The Washington Post reports that our political process is a victim of “coordinated keyboard warriors  who spread disinformation, prop up political clients or smear their opponents, historical whitewashing is finding new homes” in the Philippines.

Political propaganda “is now proliferating on platforms like TikTok and YouTube that appeal primarily to Gen Z, ushering in a new era of fun, hip, glossily edited content that is harder to regulate online.”

“In the global war on the truth, the Philippines is especially vulnerable,” the Post observed, because of our large online population who find it difficult to spot fake news.

“President Rodrigo Duterte rose to power in 2016 aided by a keyboard army and online hate campaigns, forever changing the online landscape,” the Post. explained.

Indeed, the Philippines became a “petri dish” to test the use of Big Data analytics to predict and influence voters in an election, according to Christopher Wylie, a former employee turned whistleblower of the notorious Cambridge Analytica, a now defunct British political consulting company.

The company specialized in using data science  methodologies to support political campaigns. It  harvested the data of millions of Facebook users to target them for political campaigns in over 30 countries, including ours,  to influence political decisions. Trump was one of their clients.

Brittany Kaiser, a former Cambridge Analytica director turned whistleblower, warned about microtargeting or the practice of manipulating an individual’s thoughts and sentiments through disinformation tactics and the use of available personal data.

She said a politician who may want to “rebrand” or erase a current reputation can benefit from the expert use of  online data. “Call it historical revisionism, that’s exactly what it is, but it’s done in a data-driven and scientific way...

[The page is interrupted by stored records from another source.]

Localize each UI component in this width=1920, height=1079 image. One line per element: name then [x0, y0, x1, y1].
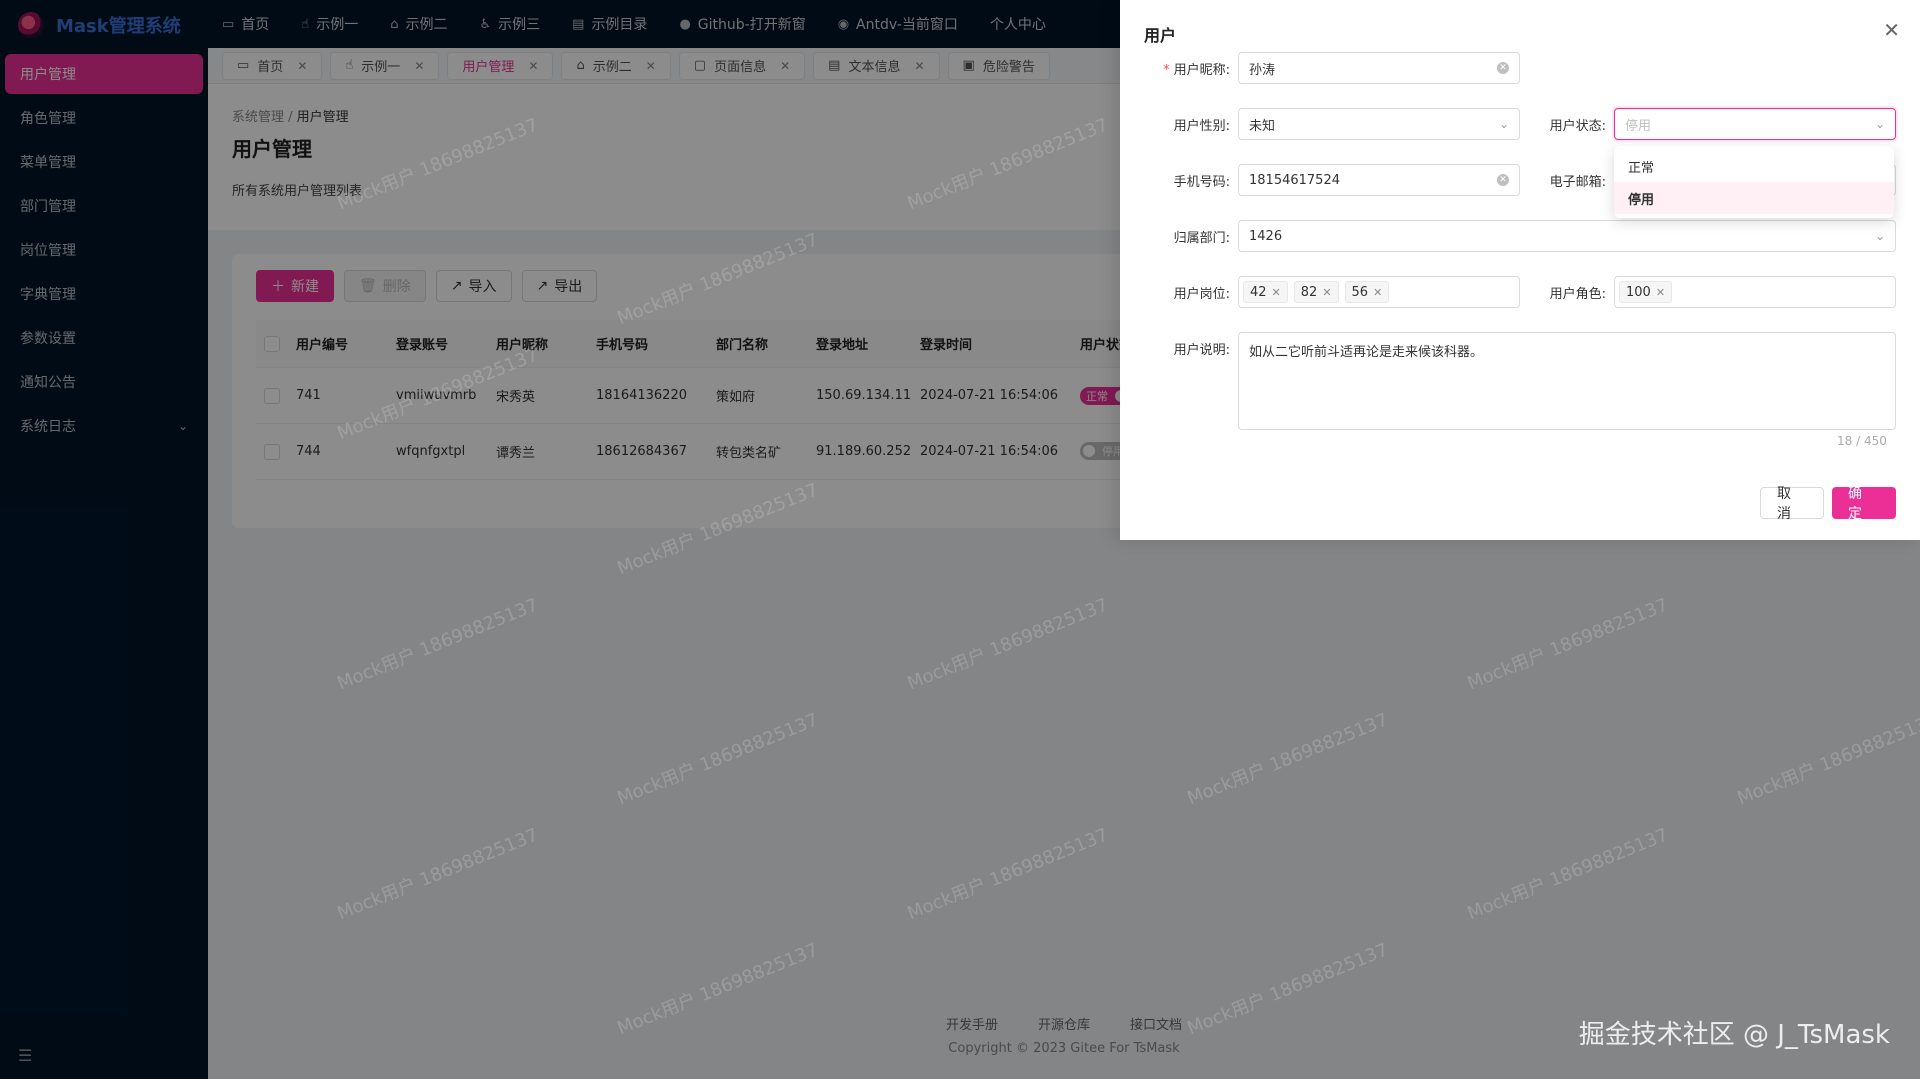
dept-value: 1426	[1249, 228, 1283, 244]
posts-multi-select[interactable]: 42 ✕ 82 ✕ 56 ✕	[1238, 276, 1520, 308]
clear-icon[interactable]: ✕	[1497, 62, 1509, 74]
close-icon[interactable]: ✕	[1322, 286, 1331, 299]
cancel-button[interactable]: 取 消	[1760, 486, 1824, 522]
phone-label: 手机号码:	[1173, 175, 1230, 190]
gender-value: 未知	[1249, 118, 1276, 134]
close-icon[interactable]: ✕	[1373, 286, 1382, 299]
status-placeholder: 停用	[1625, 118, 1652, 134]
nickname-label-text: 用户昵称:	[1173, 63, 1230, 78]
nickname-input[interactable]: 孙涛 ✕	[1238, 52, 1520, 84]
phone-input[interactable]: 18154617524 ✕	[1238, 164, 1520, 196]
drawer-title: 用户	[1144, 26, 1177, 45]
nickname-value: 孙涛	[1249, 62, 1276, 78]
email-label: 电子邮箱:	[1549, 175, 1606, 190]
chevron-down-icon: ⌄	[1874, 117, 1885, 131]
roles-label: 用户角色:	[1549, 287, 1606, 302]
user-drawer: 用户 ✕ * 用户昵称: 孙涛 ✕ 用户性别: 未知 ⌄ 用户状态: 停用 ⌄ 手…	[1120, 0, 1920, 540]
close-icon[interactable]: ✕	[1883, 18, 1900, 42]
post-tag: 82 ✕	[1293, 281, 1339, 303]
chevron-down-icon: ⌄	[1874, 229, 1885, 243]
confirm-button[interactable]: 确 定	[1832, 486, 1896, 522]
posts-label: 用户岗位:	[1173, 287, 1230, 302]
dept-tree-select[interactable]: 1426 ⌄	[1238, 220, 1896, 252]
close-icon[interactable]: ✕	[1656, 286, 1665, 299]
status-dropdown: 正常 停用	[1614, 146, 1894, 218]
roles-multi-select[interactable]: 100 ✕	[1614, 276, 1896, 308]
post-tag-label: 82	[1300, 284, 1318, 300]
remark-counter: 18 / 450	[1837, 434, 1887, 448]
status-select[interactable]: 停用 ⌄	[1614, 108, 1896, 140]
status-option-disabled[interactable]: 停用	[1614, 182, 1894, 214]
role-tag-label: 100	[1626, 284, 1651, 300]
status-option-normal[interactable]: 正常	[1614, 150, 1894, 182]
post-tag-label: 56	[1351, 284, 1369, 300]
corner-watermark: 掘金技术社区 @ J_TsMask	[1578, 1020, 1890, 1050]
post-tag-label: 42	[1250, 284, 1267, 300]
remark-textarea[interactable]: 如从二它听前斗适再论是走来候该科器。	[1238, 332, 1896, 430]
remark-label: 用户说明:	[1173, 343, 1230, 358]
gender-label: 用户性别:	[1173, 119, 1230, 134]
gender-select[interactable]: 未知 ⌄	[1238, 108, 1520, 140]
post-tag: 56 ✕	[1344, 281, 1390, 303]
phone-value: 18154617524	[1249, 172, 1340, 188]
nickname-label: * 用户昵称:	[1120, 59, 1230, 78]
post-tag: 42 ✕	[1243, 281, 1288, 303]
dept-label: 归属部门:	[1173, 231, 1230, 246]
required-mark: *	[1163, 63, 1170, 78]
close-icon[interactable]: ✕	[1272, 286, 1281, 299]
status-label: 用户状态:	[1549, 119, 1606, 134]
role-tag: 100 ✕	[1619, 281, 1673, 303]
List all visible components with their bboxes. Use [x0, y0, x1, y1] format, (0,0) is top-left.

“You undertake just enough research to figure out what people believe about a certain family, individual, politician, and then you figure out what could convince them to feel otherwise. The goal would be to keep running tests until you actually start to see people’s opinions and attitudes changing.”

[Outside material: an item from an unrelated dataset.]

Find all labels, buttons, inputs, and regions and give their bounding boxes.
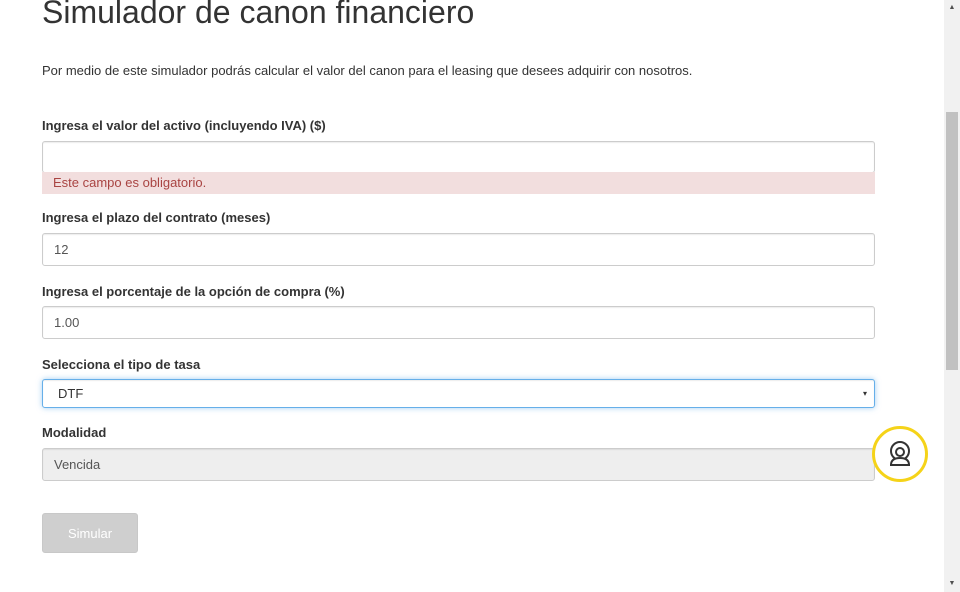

Unfortunately, no one really noticed when an alternative universe was being built initially on Facebook and Twitter, and later on TikTok and YouTube that was changing our historical narratives to win over the generations that had no experience of our past.

Credit the family for understanding the dynamics of the new game, which was expressed by the Queen in The Kingmaker: “Perception is real, truth is not.” And that’s how this election is being won, riding on surveys and a nonstop feeding of, as Steve Bannon puts it, a lot of shit on TikTok.

Still, there are millions of Filipinos who  are not ready to surrender this election just because surveys say they have no hope of winning. They went analog, held large rallies, and did house-to-house campaigning. They are also trying to catch up on TikTok.

By now, the only thing left to do is to continue praying for a miracle on May 9. Remember Jeremiah 32:27 when the Lord asked: “Is there anything too hard for me?”

When you pray, think of this woman who had no dreams of being president. She worked as a volunteer lawyer for the poor, lost her husband in the line of duty, became a reluctant congressional candidate and defeated the wife of the reigning local political kingpin.

Then she became an even more reluctant candidate for vice president with almost zero national name recognition and won. She endured six years of nonstop demonizing by administration trolls, but still managed to make her office meaningful. Is an unseen hand preparing her for bigger things?

All those people crowding her rallies without the usual incentives caused a people-powered campaign to blossom beyond everyone’s expectations, including herself. This could have only been inspired by a power bigger than all of us.

I can see the answer to our prayers. Keep faith.